Monday, December 05, 2011

Romney starts getting hammered

By the press. Chicago Tribune, print edition headline today: Romney firm: Profits first, then jobs:
According to the prospectus, prepared in late 2000 by a division of Deutsche Bank Securities, investors could participate in Bain's funds with a minimum investment of $1 million. Bain Capital's portfolio started with a preponderance of simple investments like Staples, but shifted heavily toward more complex leveraged buyouts and other deals within several years, according to former Bain partners.

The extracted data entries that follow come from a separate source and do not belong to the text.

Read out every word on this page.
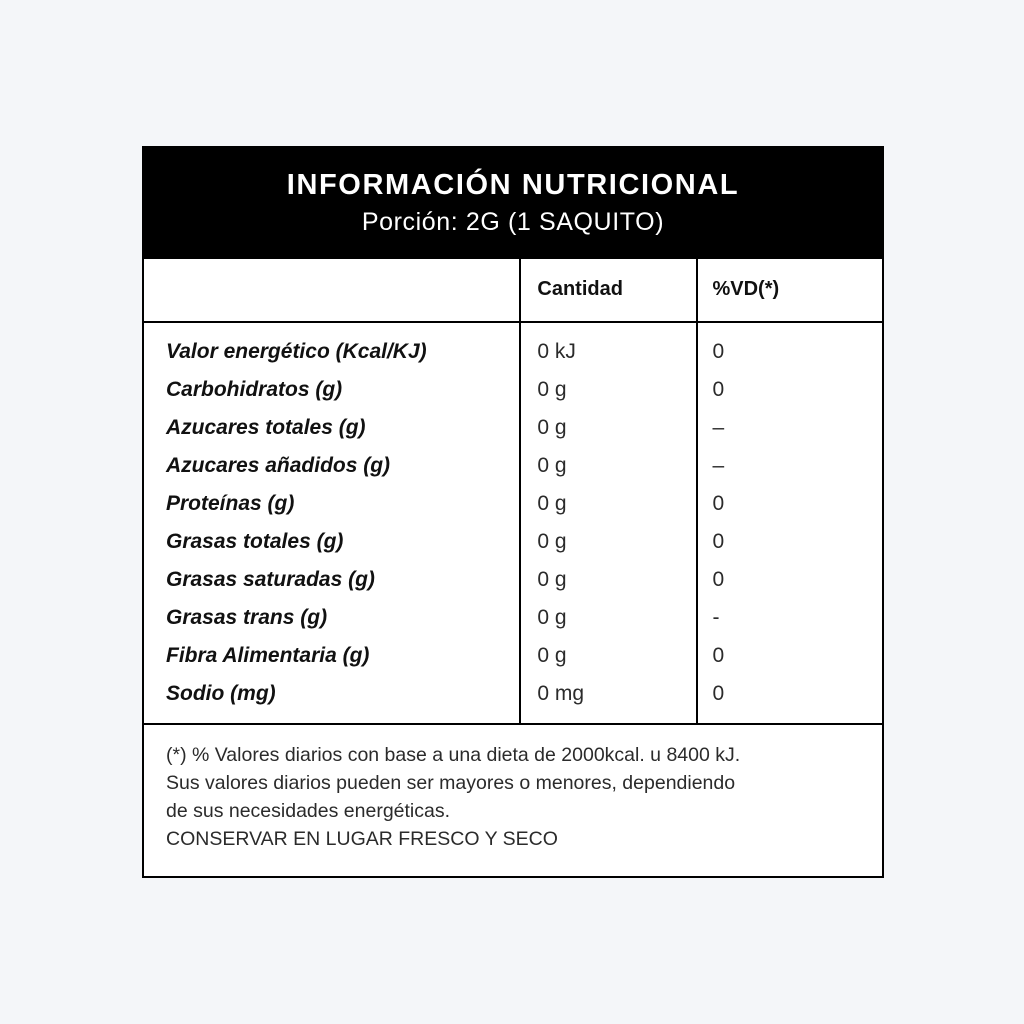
INFORMACIÓN NUTRICIONAL
Porción: 2G (1 SAQUITO)
	Cantidad	%VD(*)
Valor energético (Kcal/KJ)	0 kJ	0
Carbohidratos (g)	0 g	0
Azucares totales (g)	0 g	–
Azucares añadidos (g)	0 g	–
Proteínas (g)	0 g	0
Grasas totales (g)	0 g	0
Grasas saturadas (g)	0 g	0
Grasas trans (g)	0 g	-
Fibra Alimentaria (g)	0 g	0
Sodio (mg)	0 mg	0

(*) % Valores diarios con base a una dieta de 2000kcal. u 8400 kJ.

Sus valores diarios pueden ser mayores o menores, dependiendo

de sus necesidades energéticas.

CONSERVAR EN LUGAR FRESCO Y SECO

Leveraged buyouts allow investors to purchase businesses with the acquisition funded sometimes by significant amounts of debt. To critics, these leveraged deals can make acquired companies more vulnerable to economic downturns, leading to a greater likelihood of bankruptcy and job cuts. At the same time, the deals sometimes introduce discipline to firms and even whole industries that need it.
Here we go:
In 1999, as economic challenges mounted, GSI sought a federal loan guarantee intended to help steel companies compete internationally. The loan deal was approved, but in 2001, before it could be used, the company went bankrupt, two years after Romney left Bain.

More than 700 workers were fired, losing not only their jobs but health insurance, severance and a chunk of their pension benefits. GSI retirees also lost their health insurance and other benefits. Bain partners received about $50 million on their initial investment, a 100% gain.
Of course you could ask who really "bled the company" in the first place. Unions. Especially union bosses.

They don't show the infamous photo, though.

P.S. Of course, Dems have abandoned the working class, which is up for grabs.